Q: Is the Cherokee real estate market stabilizing?
A: Hopefully [the AJC’s analysis is] an indication that enough of the neighborhoods have stabilized that there won’t be a downward trend for 2012.
Q: A new state law required counties for the first time to notify every property owner of the county’s estimated value. Cherokee County has been doing that for quite a while. What effect does that have on your appraisals?
A: We started doing it in ’96 or ’97. It’s easier to send a notice to everyone each year, whether the value is going up or going down. Our county commissioners were all for it. It gave them a better handle [on property values] every year and helps with planning. This practice probably kept us closer to the market than some other counties. We were making these adjustments to the entire county every year. A lot of counties do a third [of properties] each year. We tried to keep real close to the conditions in the entire county all the time.
Q: You also didn’t see the big spike in appeals that other counties saw this year.
A: Back when the market was going up we were sending out 90,000 notices a year and getting 1,200 to 1,400 appeals.
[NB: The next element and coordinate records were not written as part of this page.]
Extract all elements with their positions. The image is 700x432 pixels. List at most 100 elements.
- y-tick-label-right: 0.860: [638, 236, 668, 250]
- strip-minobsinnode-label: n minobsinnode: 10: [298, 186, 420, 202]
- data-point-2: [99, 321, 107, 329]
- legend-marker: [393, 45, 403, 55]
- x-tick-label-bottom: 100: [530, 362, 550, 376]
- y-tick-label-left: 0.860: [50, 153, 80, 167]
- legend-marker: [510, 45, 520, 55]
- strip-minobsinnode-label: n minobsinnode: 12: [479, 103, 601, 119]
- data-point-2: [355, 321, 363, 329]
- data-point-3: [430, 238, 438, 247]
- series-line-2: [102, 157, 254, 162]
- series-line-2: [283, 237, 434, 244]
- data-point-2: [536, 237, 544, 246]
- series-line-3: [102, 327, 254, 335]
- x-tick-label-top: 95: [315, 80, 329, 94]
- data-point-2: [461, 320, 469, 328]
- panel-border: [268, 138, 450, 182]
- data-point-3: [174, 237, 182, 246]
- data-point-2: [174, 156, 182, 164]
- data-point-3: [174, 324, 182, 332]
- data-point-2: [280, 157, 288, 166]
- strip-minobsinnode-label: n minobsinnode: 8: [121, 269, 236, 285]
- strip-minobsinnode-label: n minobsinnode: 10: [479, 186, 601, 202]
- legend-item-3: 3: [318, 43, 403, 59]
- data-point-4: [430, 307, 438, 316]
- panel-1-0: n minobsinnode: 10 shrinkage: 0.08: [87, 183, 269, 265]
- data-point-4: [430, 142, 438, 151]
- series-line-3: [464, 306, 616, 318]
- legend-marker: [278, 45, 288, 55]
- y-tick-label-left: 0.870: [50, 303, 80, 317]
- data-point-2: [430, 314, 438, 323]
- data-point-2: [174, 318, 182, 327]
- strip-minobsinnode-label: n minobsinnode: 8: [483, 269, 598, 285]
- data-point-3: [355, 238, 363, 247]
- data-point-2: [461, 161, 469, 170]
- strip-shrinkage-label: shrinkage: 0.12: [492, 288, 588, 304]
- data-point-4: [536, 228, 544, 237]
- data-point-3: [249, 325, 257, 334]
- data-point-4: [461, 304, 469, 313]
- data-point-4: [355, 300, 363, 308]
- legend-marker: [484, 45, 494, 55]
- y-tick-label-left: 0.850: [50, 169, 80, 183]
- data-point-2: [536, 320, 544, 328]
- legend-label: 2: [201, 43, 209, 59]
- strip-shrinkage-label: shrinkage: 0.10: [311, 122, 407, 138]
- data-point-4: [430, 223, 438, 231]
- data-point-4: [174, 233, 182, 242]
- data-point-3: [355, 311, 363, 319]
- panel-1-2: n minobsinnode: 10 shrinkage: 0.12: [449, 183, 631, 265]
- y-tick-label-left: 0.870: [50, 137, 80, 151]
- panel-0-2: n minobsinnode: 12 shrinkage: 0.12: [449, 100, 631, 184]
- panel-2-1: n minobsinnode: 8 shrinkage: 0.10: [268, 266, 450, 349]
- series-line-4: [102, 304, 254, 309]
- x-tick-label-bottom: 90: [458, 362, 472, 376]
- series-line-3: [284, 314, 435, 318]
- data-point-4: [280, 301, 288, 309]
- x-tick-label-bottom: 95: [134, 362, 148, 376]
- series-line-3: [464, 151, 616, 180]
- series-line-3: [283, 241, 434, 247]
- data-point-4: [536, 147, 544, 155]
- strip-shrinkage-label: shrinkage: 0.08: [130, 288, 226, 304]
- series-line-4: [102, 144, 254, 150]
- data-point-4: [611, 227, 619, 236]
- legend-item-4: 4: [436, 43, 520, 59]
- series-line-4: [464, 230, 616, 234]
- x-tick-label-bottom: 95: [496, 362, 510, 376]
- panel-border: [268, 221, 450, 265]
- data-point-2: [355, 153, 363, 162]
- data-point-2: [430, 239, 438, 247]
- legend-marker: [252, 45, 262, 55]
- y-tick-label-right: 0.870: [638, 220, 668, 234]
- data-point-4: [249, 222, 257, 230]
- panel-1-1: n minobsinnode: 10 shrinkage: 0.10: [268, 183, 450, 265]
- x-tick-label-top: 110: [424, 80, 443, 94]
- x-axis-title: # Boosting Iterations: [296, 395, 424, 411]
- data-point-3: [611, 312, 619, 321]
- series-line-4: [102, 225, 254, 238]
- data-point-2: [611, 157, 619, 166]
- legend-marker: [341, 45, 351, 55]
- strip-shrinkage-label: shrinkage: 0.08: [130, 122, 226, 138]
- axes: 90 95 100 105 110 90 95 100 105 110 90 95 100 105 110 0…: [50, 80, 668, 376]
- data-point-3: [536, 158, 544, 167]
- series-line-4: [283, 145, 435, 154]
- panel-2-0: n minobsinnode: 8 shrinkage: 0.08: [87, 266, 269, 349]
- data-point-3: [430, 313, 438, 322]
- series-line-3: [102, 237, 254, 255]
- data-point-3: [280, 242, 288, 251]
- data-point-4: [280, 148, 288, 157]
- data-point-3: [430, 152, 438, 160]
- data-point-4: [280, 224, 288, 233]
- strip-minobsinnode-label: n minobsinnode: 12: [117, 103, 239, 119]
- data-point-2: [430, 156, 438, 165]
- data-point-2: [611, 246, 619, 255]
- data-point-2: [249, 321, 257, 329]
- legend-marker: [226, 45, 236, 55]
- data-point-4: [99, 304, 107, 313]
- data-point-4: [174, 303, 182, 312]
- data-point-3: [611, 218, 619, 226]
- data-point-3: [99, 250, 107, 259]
When the market started going down, a lot of people said [our values] should go down quicker. We got 2,800 in a year. It’s still 3 percent or less of the total. We feel like it was because we had for 15-plus years sent everyone a notice every year, so they always had the opportunity to appeal.
Q: What else would you like folks to know?
A: The assessors are not your enemy. They can be your friend. If you’ve got information [that would affect your property value], give it to the assessor’s office.